Symptoms: Males - the penis is dropped externally from the body. Females - the lower part of the oviduct protrudes.
Cause: This condition is most common in overweight older hens and in early laying birds with low bodyweight. Poor muscle tone is another cause.
Treatment: Seek advise from a qualified avian veterinarian.
Symptoms: The birds sits hunched up, and bobs its tail up and down to assist in breathing.
Cause: Bacterial infection, especially in spells of intensely wet weather.

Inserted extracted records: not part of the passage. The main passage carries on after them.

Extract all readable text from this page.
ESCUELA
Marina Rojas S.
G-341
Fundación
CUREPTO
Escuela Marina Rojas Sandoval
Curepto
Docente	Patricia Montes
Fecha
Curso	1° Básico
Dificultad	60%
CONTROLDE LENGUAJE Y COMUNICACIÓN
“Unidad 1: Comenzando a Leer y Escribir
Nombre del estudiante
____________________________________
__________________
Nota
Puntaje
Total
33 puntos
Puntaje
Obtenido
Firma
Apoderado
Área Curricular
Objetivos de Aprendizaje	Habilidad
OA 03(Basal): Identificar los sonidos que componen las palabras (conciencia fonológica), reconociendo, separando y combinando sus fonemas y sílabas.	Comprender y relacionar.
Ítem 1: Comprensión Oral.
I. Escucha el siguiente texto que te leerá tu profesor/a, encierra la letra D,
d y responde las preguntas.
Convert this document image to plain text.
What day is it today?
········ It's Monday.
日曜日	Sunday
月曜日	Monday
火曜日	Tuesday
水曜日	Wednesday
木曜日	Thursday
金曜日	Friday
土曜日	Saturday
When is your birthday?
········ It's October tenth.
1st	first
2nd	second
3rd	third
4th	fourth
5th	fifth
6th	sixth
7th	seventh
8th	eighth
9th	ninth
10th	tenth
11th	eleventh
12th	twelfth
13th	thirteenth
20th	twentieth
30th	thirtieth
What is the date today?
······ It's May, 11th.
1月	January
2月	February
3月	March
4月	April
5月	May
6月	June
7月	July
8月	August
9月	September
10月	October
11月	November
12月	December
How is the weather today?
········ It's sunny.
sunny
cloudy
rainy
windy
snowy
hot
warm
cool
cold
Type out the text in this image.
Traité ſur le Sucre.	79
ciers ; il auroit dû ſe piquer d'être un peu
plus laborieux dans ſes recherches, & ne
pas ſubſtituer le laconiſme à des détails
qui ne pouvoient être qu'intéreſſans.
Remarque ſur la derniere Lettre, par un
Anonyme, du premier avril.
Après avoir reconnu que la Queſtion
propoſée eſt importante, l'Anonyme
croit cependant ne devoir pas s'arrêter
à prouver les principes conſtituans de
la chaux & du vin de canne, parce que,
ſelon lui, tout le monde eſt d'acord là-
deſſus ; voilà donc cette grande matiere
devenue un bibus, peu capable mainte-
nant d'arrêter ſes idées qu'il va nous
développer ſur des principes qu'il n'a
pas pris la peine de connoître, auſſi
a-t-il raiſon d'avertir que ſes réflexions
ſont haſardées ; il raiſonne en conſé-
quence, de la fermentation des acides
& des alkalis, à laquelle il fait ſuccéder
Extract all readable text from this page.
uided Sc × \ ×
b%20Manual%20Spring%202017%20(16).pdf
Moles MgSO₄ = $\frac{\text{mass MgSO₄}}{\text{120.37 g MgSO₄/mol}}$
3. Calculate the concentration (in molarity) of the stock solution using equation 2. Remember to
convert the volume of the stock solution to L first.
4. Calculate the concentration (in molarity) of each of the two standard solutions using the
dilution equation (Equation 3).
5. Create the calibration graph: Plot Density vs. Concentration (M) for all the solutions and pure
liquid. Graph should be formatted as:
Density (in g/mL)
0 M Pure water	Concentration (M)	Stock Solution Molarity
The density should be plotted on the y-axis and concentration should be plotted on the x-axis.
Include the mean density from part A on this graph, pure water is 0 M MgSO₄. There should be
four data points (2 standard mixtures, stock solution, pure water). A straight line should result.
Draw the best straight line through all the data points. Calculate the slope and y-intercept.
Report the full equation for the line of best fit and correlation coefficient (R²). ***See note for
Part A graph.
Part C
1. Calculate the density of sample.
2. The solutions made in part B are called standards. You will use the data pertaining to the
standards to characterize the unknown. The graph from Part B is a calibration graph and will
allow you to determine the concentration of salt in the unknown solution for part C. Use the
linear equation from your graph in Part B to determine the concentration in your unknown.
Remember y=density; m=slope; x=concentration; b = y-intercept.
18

Symptoms of Aspergillosis are similar, but will not respond to antibiotic treatment.
Treatment: A long course of antibiotic such as Tylan 200, in the case of a bacterial infection. Consult your vet, infection is difficult to resolve.
Symptoms: Weeping nostrils and puffed up cheeks.
Cause: Bacteria in the environment infect the sinuses.
Treatment: Appropriate antibiotic injection such as Baytril or Tylan 200. Treatment should be immediate to be effective. Daily antibiotic flushing of the sinuses by a veterinary surgeon is required until the swelling resolves. If treatment is delayed and the cheeks harden, there is no known cure.
Slipped Wing / Angel Wing
Symptoms: The primary feathers of the wings in young birds turn outwards. They may also just drop.
Cause: The ducklings are fed a diet too high in protein and grow too fast. The blood in the quills is too heavy for the wings to support.
Treatment: Feed growing birds a lower protein diet while they develop the primary feathers.